Chris way over-estimates the importance of Thesis to the WordPress community, and his position in that community. Somewhat speciously, he uses this inflated estimate of its worth to argue he should not be subject to a license that was in place long before he built Thesis and upon which he was entitled, in fact as a businessman, obliged, to read and understand before so doing .
I am also astonished at how rude, boorish and over-bearing Chris was in trying to dominate the debate, and had I known his views and understood the issues a little sooner, I would never have bought Thesis.
I wish I could keep my temper in check, as Matt did, but I know myself better than that. So I tried to think what I could do to help, instead of just getting mad, and this is what I decided.
Because of the overriding benefit to the online community, even though he will surely prevail; I don’t think Matt should have to put up his own money to fight a law case to prove the validity of the GPL which is, in effect, on our behalf.
Therefore, I think the GPL should be tested another way. If you have bought a version of Thesis from DIY Themes (Chris Pearson’s company), or from any other website, you can click this link now and join the “Thesis Class Action Suit” list at http://virtualcrowds.org/thesis-class-action, and let’s see just how many people agree with Chris, and how many with Matt and the GPL.
I’ve been watching this closely because I intend on creating a premium version of my commentluv plugin.
I listened to the interview over skype between matt and chris and I agree with Lynda above. Chris sounded like an arrogant twat and Matt sounded a lot wiser and calmer. Maybe Chris is feeling the undeserved power of ‘lots of money = must be right’ ??
I think that Matt is right though, you can release something under GPL and still make a profit from it by providing a walled garden support system and updates like Woothemes do.
I’ve seen the whole package of woothemes available for download for 15$ from someone who took advantage of the GPL’d nature of their themes but, when you try to get the latest version or fix a small issue on your ‘cheapo’ versions then you’re going to run into trouble because you can’t access the forums or download the latest update without having a username for their site.
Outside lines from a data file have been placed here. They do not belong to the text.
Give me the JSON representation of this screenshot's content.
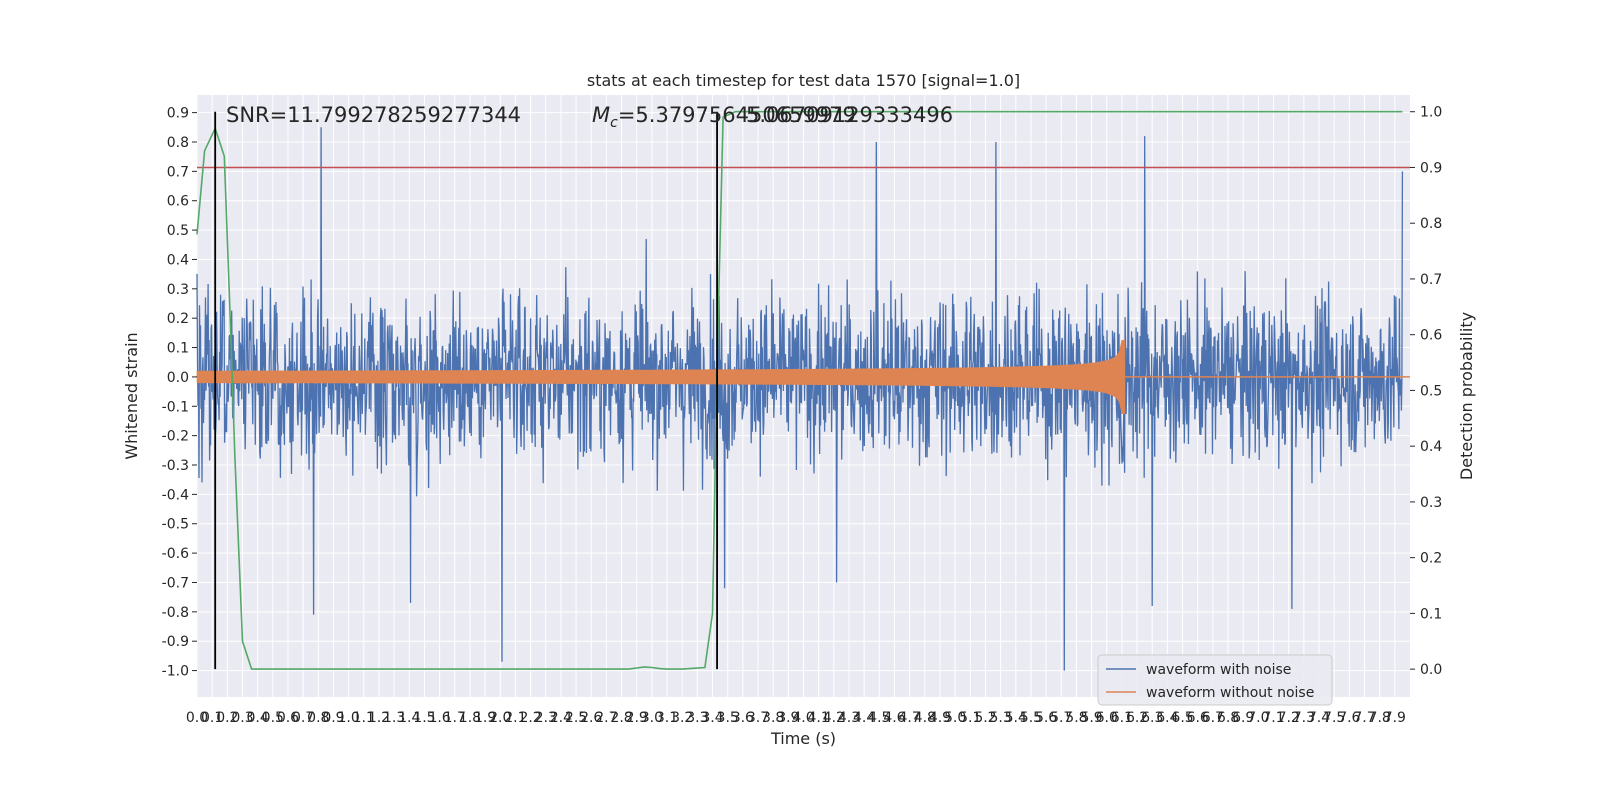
{
  "chart_data": {
    "type": "line",
    "title": "stats at each timestep for test data 1570 [signal=1.0]",
    "xlabel": "Time (s)",
    "ylabel": "Whitened strain",
    "ylabel_right": "Detection probability",
    "xlim": [
      0.0,
      8.0
    ],
    "ylim": [
      -1.09,
      0.96
    ],
    "ylim_right": [
      -0.05,
      1.03
    ],
    "x_ticks": [
      0.0,
      0.1,
      0.2,
      0.3,
      0.4,
      0.5,
      0.6,
      0.7,
      0.8,
      0.9,
      1.0,
      1.1,
      1.2,
      1.3,
      1.4,
      1.5,
      1.6,
      1.7,
      1.8,
      1.9,
      2.0,
      2.1,
      2.2,
      2.3,
      2.4,
      2.5,
      2.6,
      2.7,
      2.8,
      2.9,
      3.0,
      3.1,
      3.2,
      3.3,
      3.4,
      3.5,
      3.6,
      3.7,
      3.8,
      3.9,
      4.0,
      4.1,
      4.2,
      4.3,
      4.4,
      4.5,
      4.6,
      4.7,
      4.8,
      4.9,
      5.0,
      5.1,
      5.2,
      5.3,
      5.4,
      5.5,
      5.6,
      5.7,
      5.8,
      5.9,
      6.0,
      6.1,
      6.2,
      6.3,
      6.4,
      6.5,
      6.6,
      6.7,
      6.8,
      6.9,
      7.0,
      7.1,
      7.2,
      7.3,
      7.4,
      7.5,
      7.6,
      7.7,
      7.8,
      7.9
    ],
    "y_ticks": [
      0.9,
      0.8,
      0.7,
      0.6,
      0.5,
      0.4,
      0.3,
      0.2,
      0.1,
      0.0,
      -0.1,
      -0.2,
      -0.3,
      -0.4,
      -0.5,
      -0.6,
      -0.7,
      -0.8,
      -0.9,
      -1.0
    ],
    "y_ticks_right": [
      1.0,
      0.9,
      0.8,
      0.7,
      0.6,
      0.5,
      0.4,
      0.3,
      0.2,
      0.1,
      0.0
    ],
    "annotations": {
      "snr": "SNR=11.799278259277344",
      "mc_symbol": "M",
      "mc_sub": "c",
      "mc_value": "=5.379756450659979",
      "mc_overlap": "5.06709129333496"
    },
    "threshold": {
      "value": 0.9,
      "color": "#c44e52"
    },
    "vertical_lines": [
      0.12,
      3.43
    ],
    "series": [
      {
        "name": "waveform with noise",
        "axis": "left",
        "color": "#4c72b0",
        "description_stats": {
          "typical_abs": 0.35,
          "max_spikes": [
            [
              0.82,
              0.85
            ],
            [
              6.25,
              0.82
            ],
            [
              7.95,
              0.7
            ],
            [
              4.48,
              0.8
            ],
            [
              5.27,
              0.8
            ],
            [
              5.72,
              -1.0
            ],
            [
              2.01,
              -0.97
            ],
            [
              1.41,
              -0.77
            ],
            [
              0.77,
              -0.81
            ],
            [
              7.22,
              -0.79
            ],
            [
              6.3,
              -0.78
            ],
            [
              3.48,
              -0.72
            ],
            [
              4.22,
              -0.7
            ]
          ]
        }
      },
      {
        "name": "waveform without noise",
        "axis": "left",
        "color": "#dd8452",
        "chirp": {
          "start_time": 0.0,
          "merger_time": 6.1,
          "start_amp": 0.02,
          "merger_amp": 0.3,
          "ringdown_min": -0.23,
          "start_freq_hz": 18,
          "end_freq_hz": 240
        }
      },
      {
        "name": "",
        "axis": "right",
        "color": "#55a868",
        "x": [
          0.0,
          0.05,
          0.12,
          0.18,
          0.22,
          0.25,
          0.3,
          0.36,
          0.45,
          0.6,
          1.0,
          1.5,
          2.0,
          2.5,
          2.85,
          2.9,
          2.95,
          3.0,
          3.05,
          3.1,
          3.2,
          3.35,
          3.4,
          3.43,
          3.47,
          3.55,
          3.7,
          4.0,
          5.0,
          6.0,
          7.0,
          7.95
        ],
        "values": [
          0.78,
          0.93,
          0.97,
          0.92,
          0.62,
          0.38,
          0.05,
          0.0,
          0.0,
          0.0,
          0.0,
          0.0,
          0.0,
          0.0,
          0.0,
          0.002,
          0.004,
          0.003,
          0.001,
          0.0,
          0.0,
          0.003,
          0.1,
          0.55,
          0.99,
          1.0,
          1.0,
          1.0,
          1.0,
          1.0,
          1.0,
          1.0
        ]
      }
    ],
    "legend": {
      "placement": "lower-right",
      "entries": [
        "waveform with noise",
        "waveform without noise"
      ]
    },
    "grid": true,
    "colors": {
      "background": "#eaeaf2",
      "grid": "#ffffff",
      "vline": "#000000"
    }
  }
}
So even though someone can make profit from your stuff if you GPL it, they’re not going to be able to do much with it as long as you keep improving and supporting your own software. They’ll eventually have to come and get the ‘full fat’ version and take advantage of free updates when WordPress inevitably updates it’s core code.
One thing to my advantage with regards to my own plans for a premium plugin is that it communicates with my server ala akismet so I wont have to GPL that part of the code!